O globo, n. 31975, 21/02/2021. Pais, p. 10

 

Bolsonaro diminui ritmo de postagens nas redes sociais

Victor Farias

21/02/2021

 

 

Número de publicações no Twitter vem caindo desde o segundo semestre do ano passado. Para especialistas, aproximação com Centrão, postura que põe em contradição parte de seu discurso eleitoral, obriga presidente a reduzir atritos

Presença ainda frequente nas redes sociais — foi por meio de um post que a troca na presidência da Petrobras foi anunciada na sexta-feira —, o presidente Jair Bolsonaro vem diminuindo a assiduidade on-line. Desde outubro do ano passado, o número de publicações no Twitter está abaixo do volume registrado desde o início do governo: em dezembro, atingiu a marca mais baixa, 94 mensagens, quase 50% a menos do que a média mensal de 183. Na semana passada, aconselhado por auxiliares, não se manifestou publicamente sobre a prisão do deputado bolsonarista Daniel Silveira (PSL-RJ) — a detenção foi confirmada pela Câmara na sexta, em votação expressiva: 364 parlamentares defenderam a ordem de prisão expedida pelo Supremo Tribunal Federal (STF). A conduta, desta vez, foi oposta à de um outro momento turbulento. Em um dos meses mais delicados para o Palácio do Planalto, março do ano passado, Bolsonaro publicou uma média de 11 mensagens por dia. Na ocasião, início da pandemia, o presidente vinha participando semanalmente de protestos em que manifestantes pediam o fechamento do Congresso e do STF. No segundo semestre, em paralelo à redução de publicações, Bolsonaro passou a ser submetido ao crivo do Twitter em relação a mensagens consideradas como estimuladoras da desinformação ou que violavam as regras de uso da plataforma. O presidente teve um post sobre tratamento precoce da Covid-19 marcado como “enganoso”. No mês passado, foram 101 mensagens, número também inferior ao habitual.

DISCURSO CONTRADITÓRIO

A segunda metade de 2020 marcou também um movimento que se intensificou neste ano: a aproximação com o Centrão e a negociação com o Congresso, numa prática que botou em contradição parte de seu discurso eleitoral, desde sempre reverberado pela militância bolsonarista nas redes. Isso pode ter colaborado, na visão de analistas, para uma redução do engajamento de Bolsonaro.
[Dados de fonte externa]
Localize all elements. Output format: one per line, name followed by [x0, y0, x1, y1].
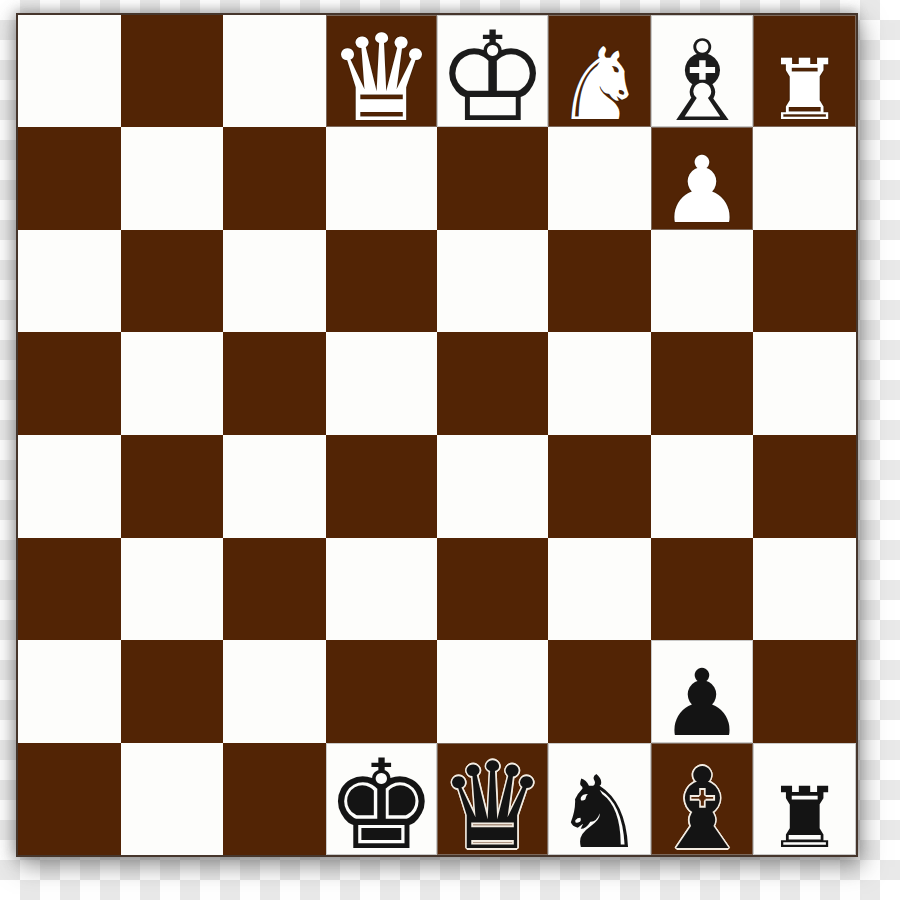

— Nessa época, ele começa essa aproximação com o Centrão, então é um conjunto de fatos não necessariamente negativos, mas que não são muito da agenda do governo. Não teria motivo para ficar tuitando, é melhor ficar abaixo do radar. Vacinas pelo mundo, derrota do Trump, aproximação do Centrão, começo da segunda onda da Covid-19 —avalia o cientista político Rafael Sampaio, da Universidade Federal do Paraná (UFPR).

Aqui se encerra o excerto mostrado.